GF [00:23:20] There’s a famous book about night thoughts of a quantum physics. are there night thoughts of a string theorists is where you have a wonderful theory list developing you know unable to test it. Does that ever bother you.
EW [00:23:31] Of course it bothers us but we have to live with our existential condition. But let’s backtrack 34 years. So in the early 80s there were a lot of hints that something important was happening in string theory but once Green and Schwarz discovered the anomaly cancellation and it became possible to make models of elementary particle physics unified with gravity. From then I thought the direction was clear. But some senior physicists rejected it completely on the grounds that it would supposedly be untestable. Or even have cracked it would be too hard to understand. My view at the time was that when we reached the energies of the W, Z and the Higgs particle we’d get all kinds of fantastic new clues.
EW [00:24:11] So. I found it very very surprising that any colleagues would be so convinced that you wouldn’t be able to get important clues that would shed light on the validity of a fundamental new theory that might in fact be valid. Now if you analyze that 34 years later I’m tempted to say we were both a little bit wrong. So the scale of clues that I thought would materialize from accelerators has not come. In fact the most important clue possibly is that we’ve confirmed the standard model without getting what we fully expected would come with him. And as I told you earlier that might be a clue concerning the landscape. I think the flaw in the thinking of the critics though is that while it’s a shame that the period of incredible turmoil and constant experiment and discovery that existed until roughly when I started graduate school hasn’t continued. I think that the progress which has been made in physics since 1984 is much greater than it would have been if the naysayers had been heeded and string theory hadn’t been done in that period.
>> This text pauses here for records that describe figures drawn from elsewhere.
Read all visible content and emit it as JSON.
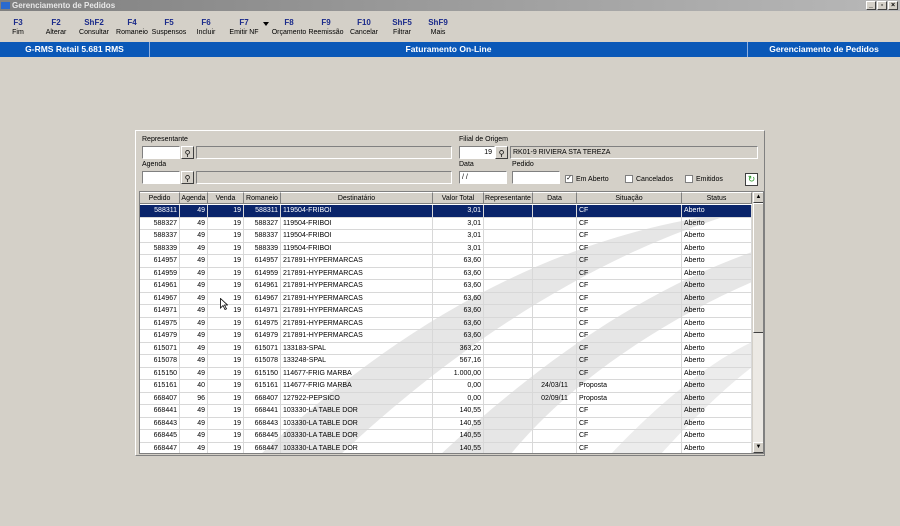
{
  "window": {
    "title": "Gerenciamento de Pedidos"
  },
  "toolbar": [
    {
      "key": "F3",
      "label": "Fim"
    },
    {
      "key": "F2",
      "label": "Alterar"
    },
    {
      "key": "ShF2",
      "label": "Consultar"
    },
    {
      "key": "F4",
      "label": "Romaneio"
    },
    {
      "key": "F5",
      "label": "Suspensos"
    },
    {
      "key": "F6",
      "label": "Incluir"
    },
    {
      "key": "F7",
      "label": "Emitir NF"
    },
    {
      "key": "F8",
      "label": "Orçamento"
    },
    {
      "key": "F9",
      "label": "Reemissão"
    },
    {
      "key": "F10",
      "label": "Cancelar"
    },
    {
      "key": "ShF5",
      "label": "Filtrar"
    },
    {
      "key": "ShF9",
      "label": "Mais"
    }
  ],
  "statusbar": {
    "left": "G-RMS Retail 5.681 RMS",
    "center": "Faturamento On-Line",
    "right": "Gerenciamento de Pedidos"
  },
  "filters": {
    "representante_label": "Representante",
    "representante_value": "",
    "representante_desc": "",
    "agenda_label": "Agenda",
    "agenda_value": "",
    "agenda_desc": "",
    "filial_label": "Filial de Origem",
    "filial_value": "19",
    "filial_desc": "RK01-9 RIVIERA STA TEREZA",
    "data_label": "Data",
    "data_value": " / /",
    "pedido_label": "Pedido",
    "pedido_value": "",
    "em_aberto": {
      "label": "Em Aberto",
      "checked": true
    },
    "cancelados": {
      "label": "Cancelados",
      "checked": false
    },
    "emitidos": {
      "label": "Emitidos",
      "checked": false
    }
  },
  "grid": {
    "columns": [
      "Pedido",
      "Agenda",
      "Venda",
      "Romaneio",
      "Destinatário",
      "Valor Total",
      "Representante",
      "Data",
      "Situação",
      "Status"
    ],
    "selected_index": 0,
    "rows": [
      [
        "588311",
        "49",
        "19",
        "588311",
        "119504-FRIBOI",
        "3,01",
        "",
        "",
        "CF",
        "Aberto"
      ],
      [
        "588327",
        "49",
        "19",
        "588327",
        "119504-FRIBOI",
        "3,01",
        "",
        "",
        "CF",
        "Aberto"
      ],
      [
        "588337",
        "49",
        "19",
        "588337",
        "119504-FRIBOI",
        "3,01",
        "",
        "",
        "CF",
        "Aberto"
      ],
      [
        "588339",
        "49",
        "19",
        "588339",
        "119504-FRIBOI",
        "3,01",
        "",
        "",
        "CF",
        "Aberto"
      ],
      [
        "614957",
        "49",
        "19",
        "614957",
        "217891-HYPERMARCAS",
        "63,60",
        "",
        "",
        "CF",
        "Aberto"
      ],
      [
        "614959",
        "49",
        "19",
        "614959",
        "217891-HYPERMARCAS",
        "63,60",
        "",
        "",
        "CF",
        "Aberto"
      ],
      [
        "614961",
        "49",
        "19",
        "614961",
        "217891-HYPERMARCAS",
        "63,60",
        "",
        "",
        "CF",
        "Aberto"
      ],
      [
        "614967",
        "49",
        "19",
        "614967",
        "217891-HYPERMARCAS",
        "63,60",
        "",
        "",
        "CF",
        "Aberto"
      ],
      [
        "614971",
        "49",
        "19",
        "614971",
        "217891-HYPERMARCAS",
        "63,60",
        "",
        "",
        "CF",
        "Aberto"
      ],
      [
        "614975",
        "49",
        "19",
        "614975",
        "217891-HYPERMARCAS",
        "63,60",
        "",
        "",
        "CF",
        "Aberto"
      ],
      [
        "614979",
        "49",
        "19",
        "614979",
        "217891-HYPERMARCAS",
        "63,60",
        "",
        "",
        "CF",
        "Aberto"
      ],
      [
        "615071",
        "49",
        "19",
        "615071",
        "133183-SPAL",
        "363,20",
        "",
        "",
        "CF",
        "Aberto"
      ],
      [
        "615078",
        "49",
        "19",
        "615078",
        "133248-SPAL",
        "567,16",
        "",
        "",
        "CF",
        "Aberto"
      ],
      [
        "615150",
        "49",
        "19",
        "615150",
        "114677-FRIG MARBA",
        "1.000,00",
        "",
        "",
        "CF",
        "Aberto"
      ],
      [
        "615161",
        "40",
        "19",
        "615161",
        "114677-FRIG MARBA",
        "0,00",
        "",
        "24/03/11",
        "Proposta",
        "Aberto"
      ],
      [
        "668407",
        "96",
        "19",
        "668407",
        "127922-PEPSICO",
        "0,00",
        "",
        "02/09/11",
        "Proposta",
        "Aberto"
      ],
      [
        "668441",
        "49",
        "19",
        "668441",
        "103330-LA TABLE DOR",
        "140,55",
        "",
        "",
        "CF",
        "Aberto"
      ],
      [
        "668443",
        "49",
        "19",
        "668443",
        "103330-LA TABLE DOR",
        "140,55",
        "",
        "",
        "CF",
        "Aberto"
      ],
      [
        "668445",
        "49",
        "19",
        "668445",
        "103330-LA TABLE DOR",
        "140,55",
        "",
        "",
        "CF",
        "Aberto"
      ],
      [
        "668447",
        "49",
        "19",
        "668447",
        "103330-LA TABLE DOR",
        "140,55",
        "",
        "",
        "CF",
        "Aberto"
      ]
    ]
  },
  "colors": {
    "statusbar": "#0a58b8",
    "selection": "#0a246a",
    "toolbar_key": "#1a2a8a"
  }
}
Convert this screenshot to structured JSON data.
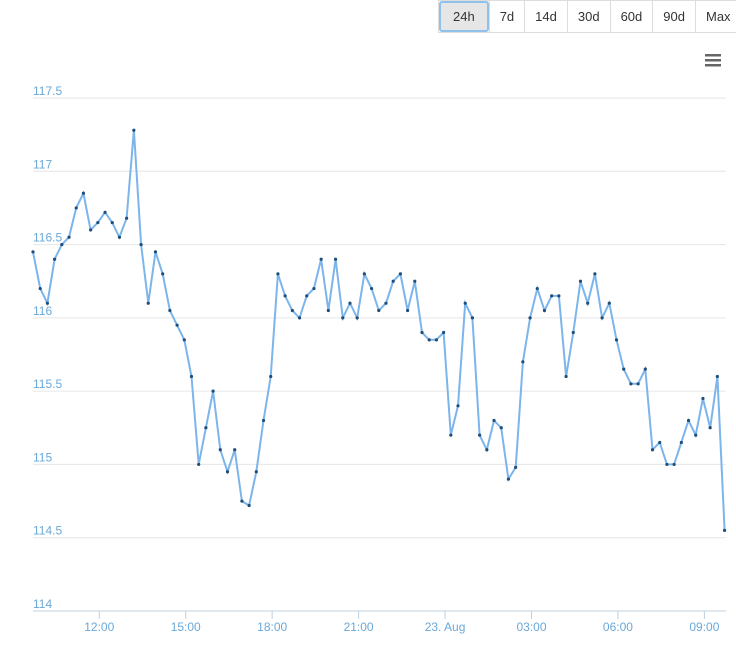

“34 years later I’m tempted to say we were both a little bit wrong”??? No, others had good arguments and were right about this (string theory is untestable and has nothing to do with LHC-scale physics), and you had bad arguments and were quite wrong. That this clear result is not being acknowledged and is having no effect on faith in string theory is disturbing.
Update: For another interview with an influential theorist, Sean Carroll has an interview with Leonard Susskind. I don’t think this is a good thing, but Susskind has been very influential in blazing the path that Witten now seems headed down (invoke the multiverse to justify giving up on unifying particle physics, hope very general “it from qubit” considerations will explain gravity). The interview explains in detail Susskind’s point of view.
Update: Farmelo has another interview with a string theorist up, this time it’s Michael Green. When asked if he’s troubled by string theory not being experimentally testable, Green says (19:20):
I don’t think at the moment there’s anything directly to test, because we don’t know what its predictions are.
and says that string theory should really be called “string (not yet a) theory”. Earlier (16:40), he explains
The ingredients of something are there, but it’s clearly not formulated in the right language, and because it’s not formulated in the right language, we don’t really know how to even make sense of its predictions. It doesn’t have any really genuine rigorously derived predictions yet.
Green has been working on string theory for forty years, an entire professional lifetime during which string theory has gone from a relatively simple “(not yet a) theory”, with a true theory seeming not far away, to a much more complicated “(not yet a) theory”, with no progress towards an actual theory in sight. Farmelo doesn’t ask the obvious question of why people shouldn’t interpret this story straightforwardly as the story of a failed speculative idea that never worked out.